Carrier agreed this week to keep about 1,100 jobs in Indiana while moving about 1,300 positions to Mexico in exchange for $7 million in tax and other incentives from the state, a package criticized by politicians including Senator Bernie Sanders as a reward to a company for threatening to cut U.S. workers. Trump, a Republican real estate mogul, said during the campaign that his policies would create 25 million jobs in a decade.
“It’s going to be hard to create that amount of jobs,” said El-Erian, who is also a Bloomberg View columnist. “We’ve created over 14 million since the Great Recession, and there isn’t that much of a pool” of potential workers available.

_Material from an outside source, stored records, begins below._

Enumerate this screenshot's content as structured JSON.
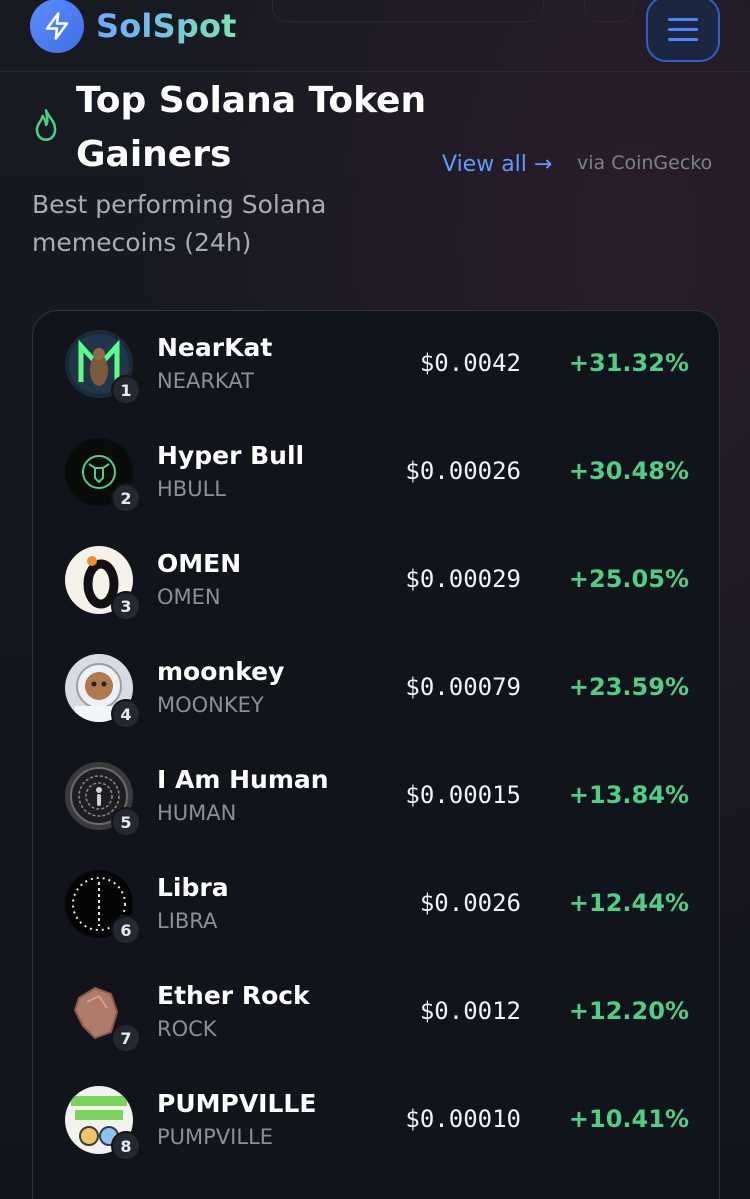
{
  "brand": {
    "name": "SolSpot"
  },
  "section": {
    "title": "Top Solana Token Gainers",
    "subtitle": "Best performing Solana memecoins (24h)",
    "view_all": "View all →",
    "source": "via CoinGecko"
  },
  "tokens": [
    {
      "rank": "1",
      "name": "NearKat",
      "symbol": "NEARKAT",
      "price": "$0.0042",
      "change": "+31.32%"
    },
    {
      "rank": "2",
      "name": "Hyper Bull",
      "symbol": "HBULL",
      "price": "$0.00026",
      "change": "+30.48%"
    },
    {
      "rank": "3",
      "name": "OMEN",
      "symbol": "OMEN",
      "price": "$0.00029",
      "change": "+25.05%"
    },
    {
      "rank": "4",
      "name": "moonkey",
      "symbol": "MOONKEY",
      "price": "$0.00079",
      "change": "+23.59%"
    },
    {
      "rank": "5",
      "name": "I Am Human",
      "symbol": "HUMAN",
      "price": "$0.00015",
      "change": "+13.84%"
    },
    {
      "rank": "6",
      "name": "Libra",
      "symbol": "LIBRA",
      "price": "$0.0026",
      "change": "+12.44%"
    },
    {
      "rank": "7",
      "name": "Ether Rock",
      "symbol": "ROCK",
      "price": "$0.0012",
      "change": "+12.20%"
    },
    {
      "rank": "8",
      "name": "PUMPVILLE",
      "symbol": "PUMPVILLE",
      "price": "$0.00010",
      "change": "+10.41%"
    }
  ],
  "colors": {
    "accent": "#5f9bff",
    "positive": "#4fcf85",
    "background": "#14161e"
  }
}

The U.S. added 178,000 jobs in November, according to a Labor Department report Friday. And while the unemployment rate improved 0.3 percentage point to a nine-year low of 4.6 percent, that was partly because of a drop in the number of people in the workforce.
Trump has said tax reform, infrastructure spending and reduced regulation will prompt more hiring. El-Erian said those initiatives are worthwhile and should be seen as part of a broader approach that includes education reform and better job training.
Friday’s report included some disappointing data. Average hourly earnings in November fell by 0.1 percent from the prior month to $25.89, the first decline since December 2014. Payrolls at factories fell by 4,000, after a 5,000 decline in the previous month.
“The critical issue that you’re starting to hear about is the quality of jobs. It’s not just a quantity issue,” El-Erian said. “Today’s numbers on wages and today’s numbers on the unemployment and today’s numbers on the participation rate tells you that this element of the quality of jobs is very important.”